Da wir auf die anderweitigen literarischen Producte des Dichters nicht zurückkommen, seien sie hiermit eben kurz erwähnt. Der ersten Ausgabe der Gedichte folgte eine Nachlese: „Zwischen den Garben“. Er betheiligte sich an dem „Rolands-Album“ (Köln, 1840), am „Rheinischen Odeon“ und dem „Rheinischen Jahrbuch“. Das „romantische Westphalen“ war hauptsächlich sein Werk, ebenso „Blätter der Erinnerung an Karl Immermann“ (1842) mit vortrefflichen Commentaren Kinkel’s und Schücking’s zum „Merlin“. Dem Glaubensbekenntnisse folgten die „Sechs Gedichte Ça ira“ und „Neuere politische und sociale Gedichte“ (1850). Später bekundete er sich als unübertrefflichen Meister in lebendiger Uebertragung der besten Dichtungen aus dem Englischen und Französischen, wie dem Schottischen des Burns. Dadurch ist die in New-York bei Fr. Gerhard erschienene Gesammtausgabe seiner Werke zu sechs starken Bänden angewachsen. In London rief nur ein Tod (Johanna Kinkel’s) und eine Geburt (Schiller’s) seinen schaffenden Dichter-Genius wach. Das von Deutschen in Amerika von ihm erbetene Gedicht zur Feier des hundertsten Geburtstages Schiller’s wird von allen deutschen Gemeinden und Vereinen der freien Staaten Amerikas nach Einer Melodie, an Einem Tage und zu derselben Stunde gesungen werden. So reichen sich deutsche Dichter aus verschiedenen Jahrhunderten die Hände, um den neuen, idealen, kosmopolitischen Boden des deutschen Vaterlandes und dessen Einheit zunächst im Gesange, in der unsterblichen, über die Erde leuchtenden deutschen Poesie (die also vergebens auf heimathlicher Scholle mit Kerker verfolgt und „unschädlich“ gemacht wurde) zu verwirklichen.

Er fand nach seiner Flucht vor den Verfolgern der „Neuen Rheinischen Zeitung“ in London bald erträgliche kaufmännische Beschäftigung und kann als Sachwalter der Schweizer Bank, was äußere Lebensstellung betrifft, verhältnißmäßig glücklich gepriesen werden.
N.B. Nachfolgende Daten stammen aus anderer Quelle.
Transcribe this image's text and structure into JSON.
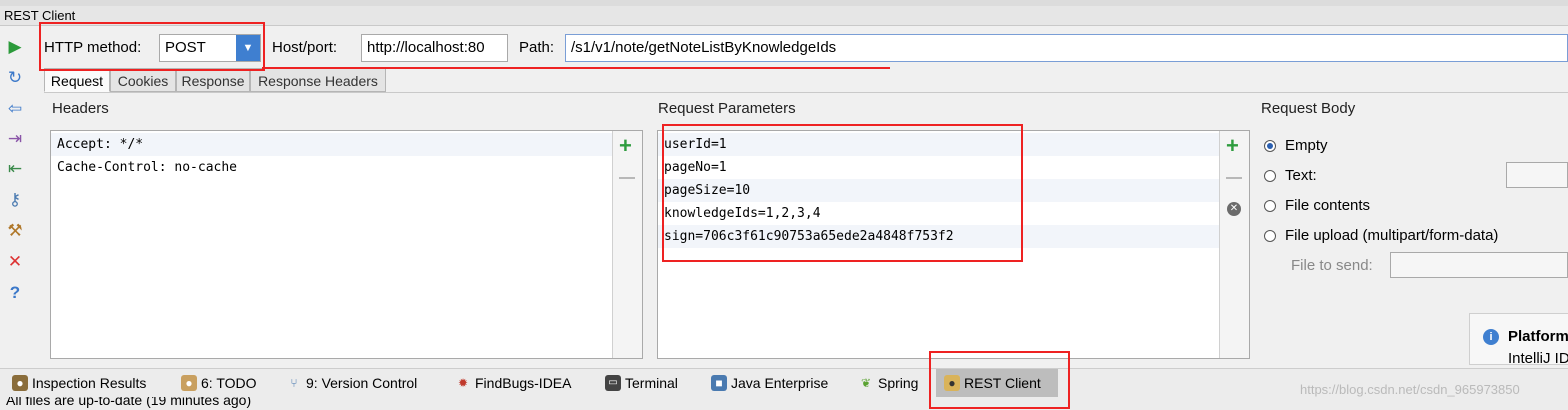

In dem nobeln Bureau derselben, in der Mitte der königlichen Börsengebäude, der respectabelsten und schönsten Geschäftsgegend der City, ist er Meister und oberster Leiter mit einem geräumigen Privatzimmer. Nach Geschäftszeit lächeln und jauchzen ihm im fernen, stillen Nordosten Londons die liebende Gattin und fröhliche, liebe Kinder entgegen. Grüne Bäume rauschen vor dem Fenster, und aus dem langen, geräumigen Garten duftet der Frühling Blumen und schüttelt der Herbst Früchte. Freunde und Verehrer, die gar fleißig zuströmen, finden immer herzliche, gastliche Aufnahme, biedern Händedruck, ein treues, offenes Auge und den herzlichsten, unbefangensten Ton in seiner kräftigen, sonoren Baßstimme. In der unbefangensten, treuherzigsten Weise unterstützt ihn in Erhaltung dieser wohlthuenden heimischen Atmosphäre die Frau. Der bausbäckige Kleinste spielt den liebenswürdigen Schalck und zieht gelegentlich plötzlich eine Rauchwolke aus der Havannah des Vaters. Bruder und Schwester in der Mitte lesen und studiren still. Ersterer ist auch stolz auf seine kleine Menagerie im Garten und auf seine Photographien. Die älteste Tochter, das sinnigste, süßeste Mädchengesicht, das ich je gesehen, gleitet wie ein verkörperter Sonnenstrahl durch das Haus und liest schon Homer in der Ursprache. Ich und mein Haus rechnen den Frühlingsabend, als sie mit dem Vater zu uns kam und aus einem grünen Körbchen mit Moos ein junges Kätzlein aus der Menagerie des Bruders für Adelheid Kinkel springen und spielen ließ, für einen der schönsten unserer Erlebnisse in London.

Wir schließen mit diesen heitern Andeutungen aus dem gücklichen Familienkreise des Dichters und scheiden im Zweifel, ob sein Herz noch blutet über Deutschland, oder ob ihn die Hoffnung verließ, daß die schöne Knospe und Blume neu und kräftiger aus dem alten Triebe hervorbreche.